27 Eylül 2021 Pazartesi

Sahne

giz kalkıyor bütün bir şehrin üstünden,

çok geçmeden beliriyor insanlar orada burada.

ilk kelimeler çıkıyor ağızlardan,

ve hepsi bir bir takıyor maskelerini bir ritüel halinde.

kimi bir güler yüzü seçiyor, kimi bir hayırseveri,

ben mi?

ben de sevinç ve heyecanla seçiyorum maskemi,

bugün için diğerkam ve mutlu bir karakter beğeniyorum kendime.


kapılar açılıyor sokağa yavaş yavaş,

kimi kahvesini yudumlarken balkondaki iskemlesinde,

kimi adım adım canlanan şehrin içine karışıyor.

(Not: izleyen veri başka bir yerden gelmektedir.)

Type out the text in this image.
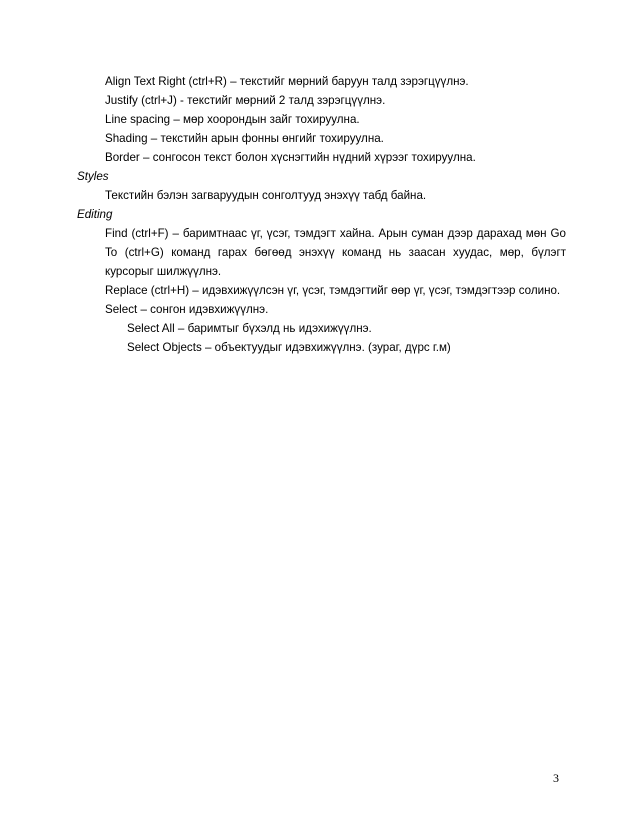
Align Text Right (ctrl+R) – текстийг мөрний баруун талд зэрэгцүүлнэ.
Justify (ctrl+J) - текстийг мөрний 2 талд зэрэгцүүлнэ.
Line spacing – мөр хоорондын зайг тохируулна.
Shading – текстийн арын фонны өнгийг тохируулна.
Border – сонгосон текст болон хүснэгтийн нүдний хүрээг тохируулна.
Styles
Текстийн бэлэн загваруудын сонголтууд энэхүү табд байна.
Editing
Find (ctrl+F) – баримтнаас үг, үсэг, тэмдэгт хайна. Арын суман дээр дарахад мөн Go To (ctrl+G) команд гарах бөгөөд энэхүү команд нь заасан хуудас, мөр, бүлэгт курсорыг шилжүүлнэ.
Replace (ctrl+H) – идэвхижүүлсэн үг, үсэг, тэмдэгтийг өөр үг, үсэг, тэмдэгтээр солино.
Select – сонгон идэвхижүүлнэ.
Select All – баримтыг бүхэлд нь идэхижүүлнэ.
Select Objects – объектуудыг идэвхижүүлнэ. (зураг, дүрс г.м)
3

ayıplanıyor bağıran küçük çocuklar, suçun ve masumiyetin birbirine karıştığı caddelerde, 

bazen büyükleri de içine alıyor bu kınanma kervanı, 

bütün insanlık kınama koltuklarında oturuyor ve

en ufak bir hatasında kınıyor kusuru olmayan birini,

ben mi?

ben de bağırıyorum,

ben de kınıyorum büyük bir zevkle!


gün bitiyor saatler sonra, artık dağılma vakti.

kimsenin duymadığı küfürlerin çınladığı iş yerlerindeki mesailer sona ermiş,

büyük bir ustalıkla yerine getirilmiş roller.

evler doluyor yavaş yavaş,

mutfakta içiliyor kahveler ve çaylar, balkonlar bomboş.

sokaklar kedi ve köpeklerin himayesinde artık.

dışarıda büyük bir sesle atılan kahkahalar,

yerini dedikodu ve kötü sözlere bırakıyor içerde.

maskeler uygun bir yere kaldırılıyor yarın tekrar takmak üzere.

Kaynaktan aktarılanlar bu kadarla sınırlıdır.